Remember that beer has calories not only from the alcohol but also the carbohydrates, a light beer could save approximately 50 calories per bottle. Reduced strength need not affect the flavor of a well-chilled beer!
Avoid drinks such as coolers made from sugary flavors mixed with vodka or rum. Most contain at least 250 calories and may contain more than 300 calories, plus more than 8 teaspoons of sugar in each serving. Try a rum and Diet Coke instead.
If you enjoy a cocktail, why not enjoy some delicious alcohol-free cocktails. You can still be the life and soul of the party even without lots of alcohol.
When is a Detox Not Right?
For most people, a short detox where you abstain from alcohol will be a positive move and it will help you greatly. However, you need to be aware if you are alcohol dependent you should not suddenly stop drinking.
If you are a regular and heavy drinker your body will be compensating for the depressive effect of alcohol by increasing production of hormones and brain chemicals such as serotonin, epinephrine, and dopamine. If you were to suddenly stop drinking alcohol, your body would become flooded with abnormally high levels of these chemicals, causing your brain to undergo rapid changes in an attempt to maintain normal function. Severe complications include dehydration, vomiting, abnormal heart rhythms.
How do I Know if I am Alcohol Dependent?
Sadly, it has never been easier to become alcohol dependent, there is a wide range of alcohol available and social drinking is seen to be more acceptable than ever. Coming home after a hard day at work and reaching for a ‘glass of wine’ can rapidly turn into regularly ‘finishing the bottle’. If you feel that you may be struggling with alcohol, ask yourself some questions:
- Do I need to have a drink? – you need alcohol, your desire for a drink has become a powerful need for alcohol.
- You need to drink more to get the same buzz – having a glass of wine of a bottle of beer just doesn’t ‘hit the spot’ and you need more and more to get the same effect. It is showing that your body is becoming more tolerant of alcohol.
- You are drinking most days – your drinking has become regular, this could show the signs of an addiction forming
- You drink alone – whereas there is nothing wrong with enjoying a drink alone if this becomes the norm you should take notice.
Alcohol consumption is measured in ‘units.’ One unit is equivalent to a measure of spirits (a bar measure as opposed to a home measure), half a pint of lager or a small glass of wine.

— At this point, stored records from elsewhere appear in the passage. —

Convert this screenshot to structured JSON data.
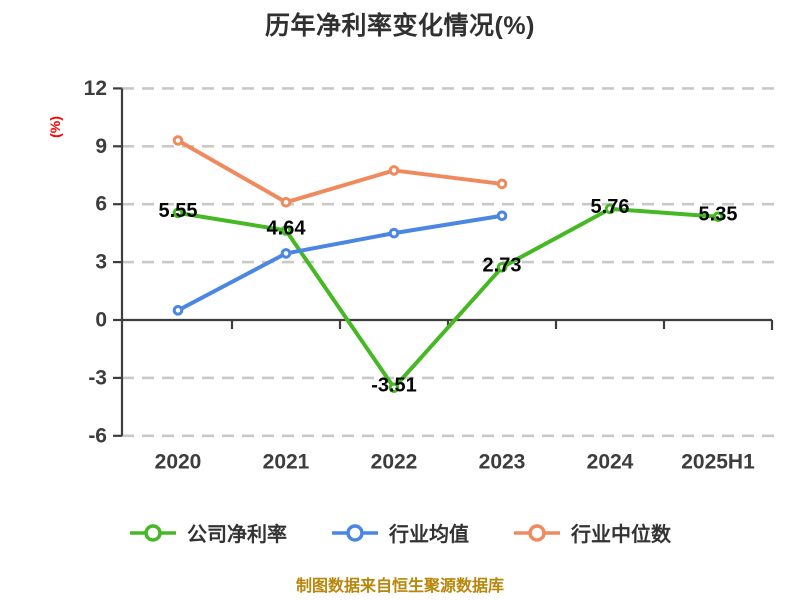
{
  "title": "历年净利率变化情况(%)",
  "caption": "制图数据来自恒生聚源数据库",
  "colors": {
    "title": "#303030",
    "axis": "#3d3d3d",
    "grid": "#c9c9c9",
    "tick_label": "#3d3d3d",
    "data_label": "#050505",
    "y_unit_label": "#ff0000",
    "caption": "#b8860b",
    "series_company": "#46b823",
    "series_industry_mean": "#4a86e2",
    "series_industry_median": "#f08a5e",
    "marker_fill": "#ffffff"
  },
  "chart_data": {
    "type": "line",
    "title": "历年净利率变化情况(%)",
    "categories": [
      "2020",
      "2021",
      "2022",
      "2023",
      "2024",
      "2025H1"
    ],
    "x_axis": {
      "position_at_value": 0
    },
    "y_axis": {
      "label": "(%)",
      "ticks": [
        12,
        9,
        6,
        3,
        0,
        -3,
        -6
      ],
      "min": -6,
      "max": 12
    },
    "grid": {
      "horizontal": true,
      "style": "dashed"
    },
    "legend_position": "bottom",
    "series": [
      {
        "name": "公司净利率",
        "color": "#46b823",
        "values": [
          5.55,
          4.64,
          -3.51,
          2.73,
          5.76,
          5.35
        ],
        "data_labels": [
          "5.55",
          "4.64",
          "-3.51",
          "2.73",
          "5.76",
          "5.35"
        ],
        "labels_visible": true
      },
      {
        "name": "行业均值",
        "color": "#4a86e2",
        "values": [
          0.5,
          3.45,
          4.5,
          5.4
        ],
        "data_labels": [],
        "labels_visible": false
      },
      {
        "name": "行业中位数",
        "color": "#f08a5e",
        "values": [
          9.3,
          6.1,
          7.75,
          7.05
        ],
        "data_labels": [],
        "labels_visible": false
      }
    ],
    "source_note": "制图数据来自恒生聚源数据库"
  }
}
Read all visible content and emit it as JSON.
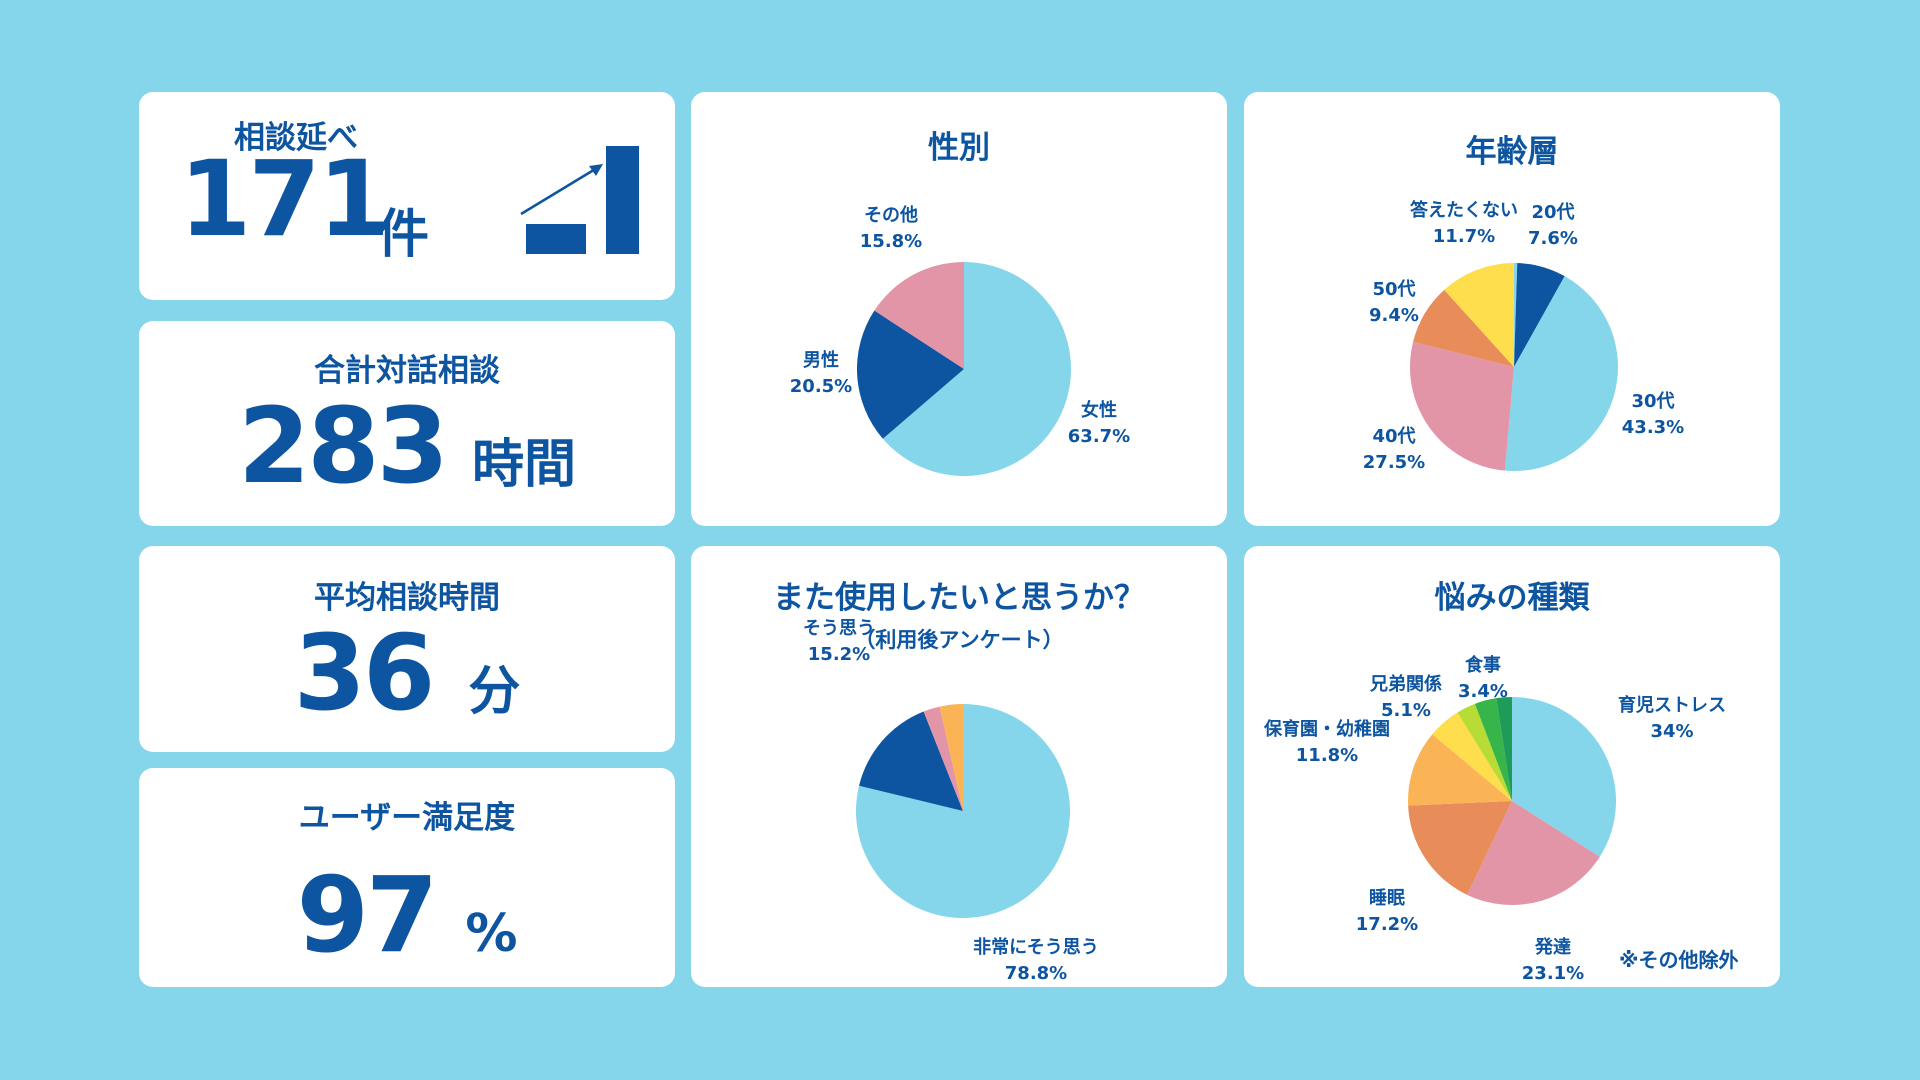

When you are drinking you should take note of how many units you are consuming in one session:
- 1 – 2 units are referred to as moderate
- 8 – 9 units is heavy drinking
- 10+ units is considered to be excessive
The National Institute of Alcohol Abuse and Alcoholism states that men should not exceed 4 drinks per day or a total of 14 per week and women should not exceed 3 drinks a day or a total of 7 per week. The American Heart Association suggest even lower levels.
If you find that you are at risk of being alcohol dependent you should take professional advice before you attempt to cut down on your alcohol intake to avoid alcohol withdrawal symptoms which can include anxiety, visual and auditory hallucinations, convulsions, whole body tremor, nausea, vomiting, insomnia, profuse sweating, shakiness, convulsions, DTs, hypertension and even heart failure. Approximately 50% of people with alcohol dependence experience withdrawal symptoms.